Re: Tech Gender (and finally, what does Tech mean?)
From: | Daniel A. Wier <dawier@...> |
Date: | Wednesday, January 5, 2000, 21:41 |
>From: Dan Sulani <dnsulani@...>
>On 4 Jan, Danny Wier wrote:
> >there is a true meaning to gender. Masculine usually indicates initiator
>or
> >the 'sower of seed'; feminine marks completor or 'the grower of seed'
>(i.e.
> >the earth). Neuter is typically the end product: the 'seed' itself.
> I like the idea.

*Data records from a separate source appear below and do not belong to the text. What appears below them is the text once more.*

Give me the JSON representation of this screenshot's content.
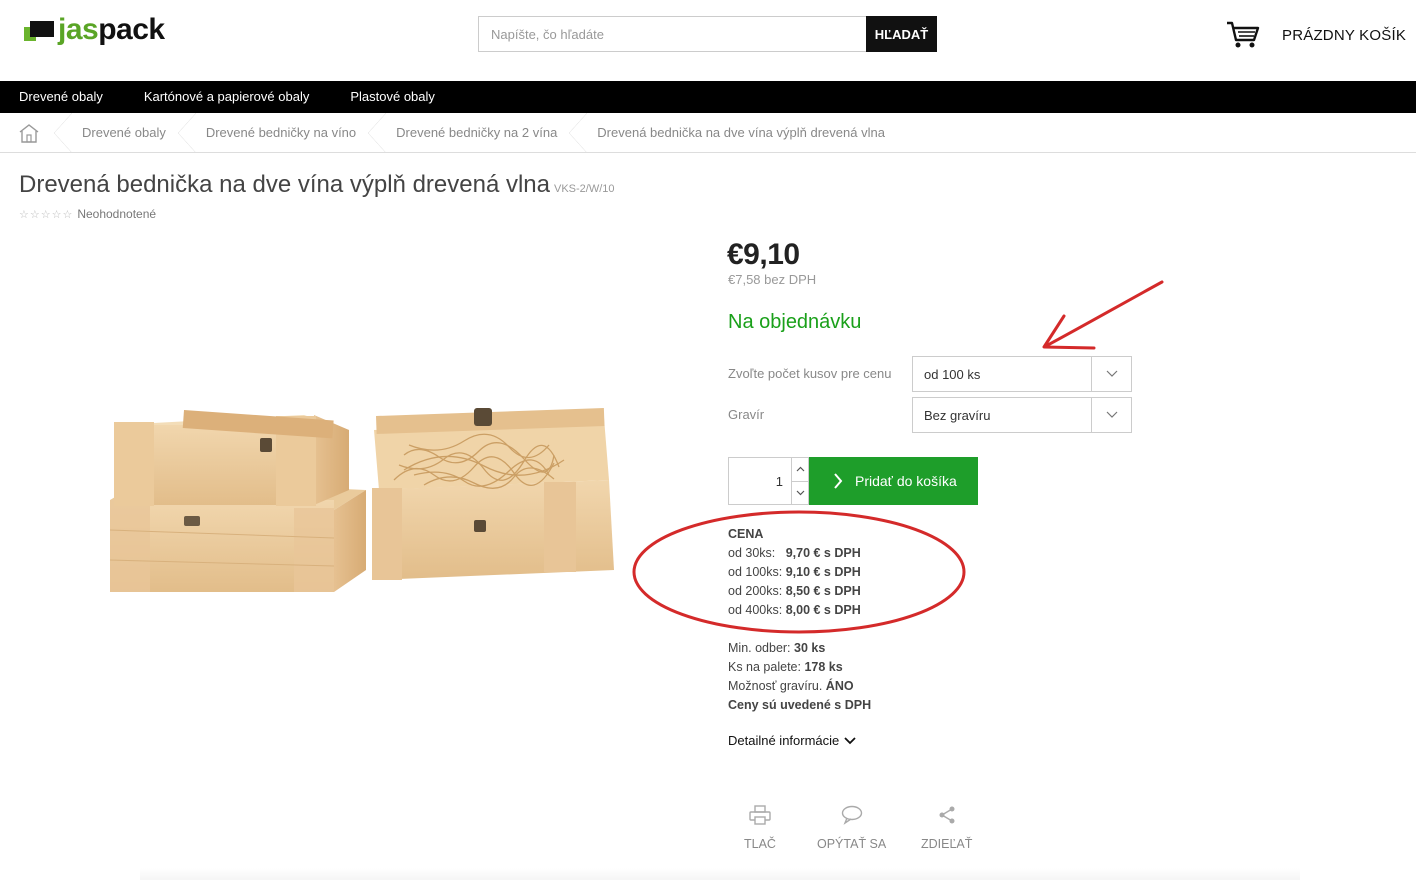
{
  "header": {
    "logo": {
      "part1": "jas",
      "part2": "pack"
    },
    "search": {
      "placeholder": "Napíšte, čo hľadáte",
      "button_label": "HĽADAŤ"
    },
    "cart_label": "PRÁZDNY KOŠÍK"
  },
  "nav": {
    "items": [
      "Drevené obaly",
      "Kartónové a papierové obaly",
      "Plastové obaly"
    ]
  },
  "breadcrumb": {
    "items": [
      "Drevené obaly",
      "Drevené bedničky na víno",
      "Drevené bedničky na 2 vína",
      "Drevená bednička na dve vína výplň drevená vlna"
    ]
  },
  "product": {
    "title": "Drevená bednička na dve vína výplň drevená vlna",
    "sku": "VKS-2/W/10",
    "rating_label": "Neohodnotené",
    "price": "€9,10",
    "price_net": "€7,58 bez DPH",
    "availability": "Na objednávku",
    "options": [
      {
        "label": "Zvoľte počet kusov pre cenu",
        "value": "od 100 ks"
      },
      {
        "label": "Gravír",
        "value": "Bez gravíru"
      }
    ],
    "quantity": "1",
    "add_to_cart_label": "Pridať do košíka",
    "price_table": {
      "heading": "CENA",
      "rows": [
        {
          "label": "od 30ks:",
          "value": "9,70 € s DPH"
        },
        {
          "label": "od 100ks:",
          "value": "9,10 € s DPH"
        },
        {
          "label": "od 200ks:",
          "value": "8,50 € s DPH"
        },
        {
          "label": "od 400ks:",
          "value": "8,00 € s DPH"
        }
      ]
    },
    "meta": [
      {
        "label": "Min. odber:",
        "value": "30 ks"
      },
      {
        "label": "Ks na palete:",
        "value": "178 ks"
      },
      {
        "label": "Možnosť gravíru.",
        "value": "ÁNO"
      }
    ],
    "vat_note": "Ceny sú uvedené s DPH",
    "details_link": "Detailné informácie"
  },
  "actions": [
    "TLAČ",
    "OPÝTAŤ SA",
    "ZDIEĽAŤ"
  ],
  "colors": {
    "brand_green": "#5aa526",
    "button_green": "#1e9e2a",
    "availability_green": "#1aa01a",
    "annotation_red": "#d42a2a"
  }
}
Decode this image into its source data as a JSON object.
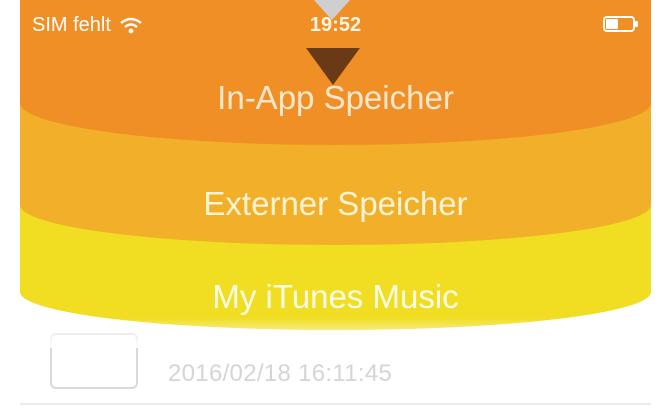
{
  "status_bar": {
    "carrier": "SIM fehlt",
    "time": "19:52",
    "wifi_icon": "wifi-icon",
    "battery_icon": "battery-icon"
  },
  "menu": {
    "items": [
      {
        "label": "In-App Speicher",
        "color": "#f08f25"
      },
      {
        "label": "Externer Speicher",
        "color": "#f2b02a"
      },
      {
        "label": "My iTunes Music",
        "color": "#f1dd22"
      }
    ]
  },
  "list": {
    "rows": [
      {
        "date": "2016/02/18 16:11:45"
      }
    ]
  },
  "indicator": {
    "icon": "pull-down-arrow-icon"
  }
}
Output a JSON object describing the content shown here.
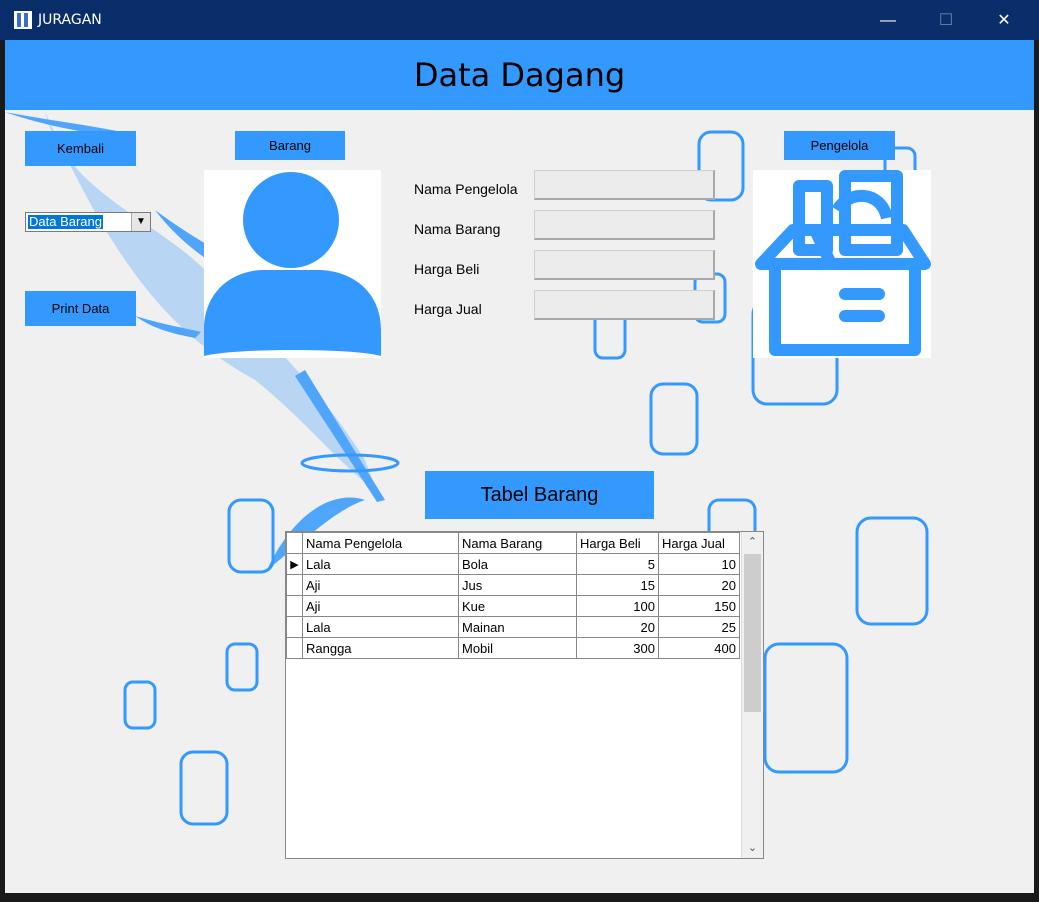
{
  "window": {
    "title": "JURAGAN",
    "minimize_symbol": "—",
    "maximize_symbol": "☐",
    "close_symbol": "✕"
  },
  "header": {
    "title": "Data Dagang"
  },
  "buttons": {
    "kembali": "Kembali",
    "barang": "Barang",
    "pengelola": "Pengelola",
    "print_data": "Print Data"
  },
  "combo": {
    "selected": "Data Barang",
    "arrow_symbol": "▼"
  },
  "form": {
    "labels": [
      "Nama Pengelola",
      "Nama Barang",
      "Harga Beli",
      "Harga Jual"
    ],
    "values": [
      "",
      "",
      "",
      ""
    ]
  },
  "table": {
    "title": "Tabel Barang",
    "columns": [
      "Nama Pengelola",
      "Nama Barang",
      "Harga Beli",
      "Harga Jual"
    ],
    "rows": [
      [
        "Lala",
        "Bola",
        "5",
        "10"
      ],
      [
        "Aji",
        "Jus",
        "15",
        "20"
      ],
      [
        "Aji",
        "Kue",
        "100",
        "150"
      ],
      [
        "Lala",
        "Mainan",
        "20",
        "25"
      ],
      [
        "Rangga",
        "Mobil",
        "300",
        "400"
      ]
    ],
    "current_row_marker": "▶",
    "scroll_up_symbol": "⌃",
    "scroll_down_symbol": "⌄"
  },
  "colors": {
    "accent": "#3399ff",
    "titlebar": "#0a2e6a",
    "background": "#f0f0f0"
  },
  "icons": {
    "person": "person-silhouette-icon",
    "box": "shopping-box-icon",
    "app": "app-logo-icon"
  }
}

But what about "products" that may
>(or, then again, may not) turn into initiators or completors?
>Although "child" (seen as a "product") could be neuter
>(as it in fact is in German), what about "boy" and "girl":
>both "results of" and yet both potentially initiators or
>completers? And what gender is the word for adult male
>or adult female, considering that at one and the same time they
>are both "product" of the previous generation and
>initiator/completor of the next one? Or should there be
>separate words for "product-adults" and for "initiator/completor-adults"?
Well 'boy' and 'girl' are of course masculine and feminine because both have
natural gender. (You never have words like 'maiden', 'virgin' as neuters
like in German _Ma"dchen_, in other words). 'Child' is a strange case; one
of the words is neuter when used to connotate 'offspring', 'seed',
'begotten' -- but masculine (in the inclusive sense) if you're talking about
the meaning of 'child'.
So there might be four genders, if I split the masculine into exclusive
(male only) and inclusive (either gender). Don't know if I'll do that, and
yes I know it's very sexist (as well as very characteristic of Afro-Asiatic
and Indo-European).
You can't have a 'masculine neuter', for instance. 'Neuter' is pretty much
a generic noun class until otherwise defined. A 'son' is not only the
results of an action of 'being begotten of a father and born of a mother',
but he himself has the ability in the future to be a father himself. So the
masculine gender would be used even in infancy.
Fortunately, Jesus Christ has the pronouns 'He/Him/His', not 'It/Its'.